Is my memory correct and is Hart retconning the facts, or is Hart correct?
According to the sparsely written Wikipedia page on the 1984 Democratic National Convention, Mondale received 2191 votes compared to Hart’s 1200, a difference of almost a thousand delegates. I don’t know how many superdelegates the DNC had that year, and unfortunately I haven’t been able to find a list of primary results from that year yet.
My recollection is that while Hart and Mondale were pretty close in the pledged delegate count, a vast majority of the superdelegates had committed to Mondale well before the convention. So it’s not like Mondale’s win was a surprise – the greater surprise would have been if hundreds of superdelegates had reversed themselves at the convention.

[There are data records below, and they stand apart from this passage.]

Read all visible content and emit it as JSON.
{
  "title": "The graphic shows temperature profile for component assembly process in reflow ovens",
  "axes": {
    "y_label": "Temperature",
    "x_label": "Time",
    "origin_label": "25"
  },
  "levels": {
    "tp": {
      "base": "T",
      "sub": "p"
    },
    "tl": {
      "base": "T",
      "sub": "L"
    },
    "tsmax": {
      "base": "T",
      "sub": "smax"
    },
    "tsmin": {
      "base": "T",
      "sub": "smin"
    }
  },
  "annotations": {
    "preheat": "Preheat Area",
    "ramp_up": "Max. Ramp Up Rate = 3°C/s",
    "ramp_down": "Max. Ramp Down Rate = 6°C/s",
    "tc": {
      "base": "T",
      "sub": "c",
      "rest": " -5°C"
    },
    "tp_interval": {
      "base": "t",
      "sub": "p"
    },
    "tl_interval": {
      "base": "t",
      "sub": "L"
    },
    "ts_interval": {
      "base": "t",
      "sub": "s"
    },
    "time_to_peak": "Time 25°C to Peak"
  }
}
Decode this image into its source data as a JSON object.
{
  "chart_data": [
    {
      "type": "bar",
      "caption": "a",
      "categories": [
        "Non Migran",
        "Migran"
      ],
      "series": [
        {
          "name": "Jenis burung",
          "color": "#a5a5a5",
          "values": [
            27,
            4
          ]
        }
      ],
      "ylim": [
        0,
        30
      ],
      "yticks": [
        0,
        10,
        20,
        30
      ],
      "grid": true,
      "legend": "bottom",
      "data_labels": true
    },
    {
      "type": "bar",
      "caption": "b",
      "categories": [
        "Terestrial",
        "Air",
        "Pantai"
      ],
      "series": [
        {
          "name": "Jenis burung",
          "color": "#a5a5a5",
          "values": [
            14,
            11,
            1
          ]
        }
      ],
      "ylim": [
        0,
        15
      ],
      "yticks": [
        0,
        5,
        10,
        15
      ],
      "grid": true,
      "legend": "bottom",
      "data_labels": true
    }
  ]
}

Did Hart still have a chance at the convention? No, no, and hell no. Mondale clinched the nomination on the day after the last primary, in early June.
Would Mondale have won without superdelegates? Probably, but they gave him the final push over the cliff.
It’s impossible to reconstruct an exact count of primary- and caucus-won delegates this long after the fact; the media weren’t as anal in reporting that level of detail in 1984. My best guess with no supers would be Mondale 1750, Hart 1170, Jackson 465, and a handful scattering–still a majority, albeit a razor-thin one. It’s also true, however, that the supers gave Mondale a momentum boost all through the primary season–most of them committed early and padded his lead from the beginning, giving him an aura of inevitability.
Link
Essentially, to answer my own OP, on the last day of primary season in June, 1984,Mondale won NJ and Hart carried California, leaving Mondale just short of the number of delegates he needed, so that night Mondale got on the horn and twisted arms of superdelegates to get them on board. The race was over well before the convention, and Mondale won the lion’s share of delegates in the primaries, but the superdelegates did put Mondale over the top. Hart was right about the superdelegates, but wrong about the fight lasting until the convention.
The relevant point here is that it’s possible to have a substantial lead in the delegate count but still not have enough to clinch the nomination before the convention. That’s a scenario the democrats and Sen. Obama could be facing again this summer.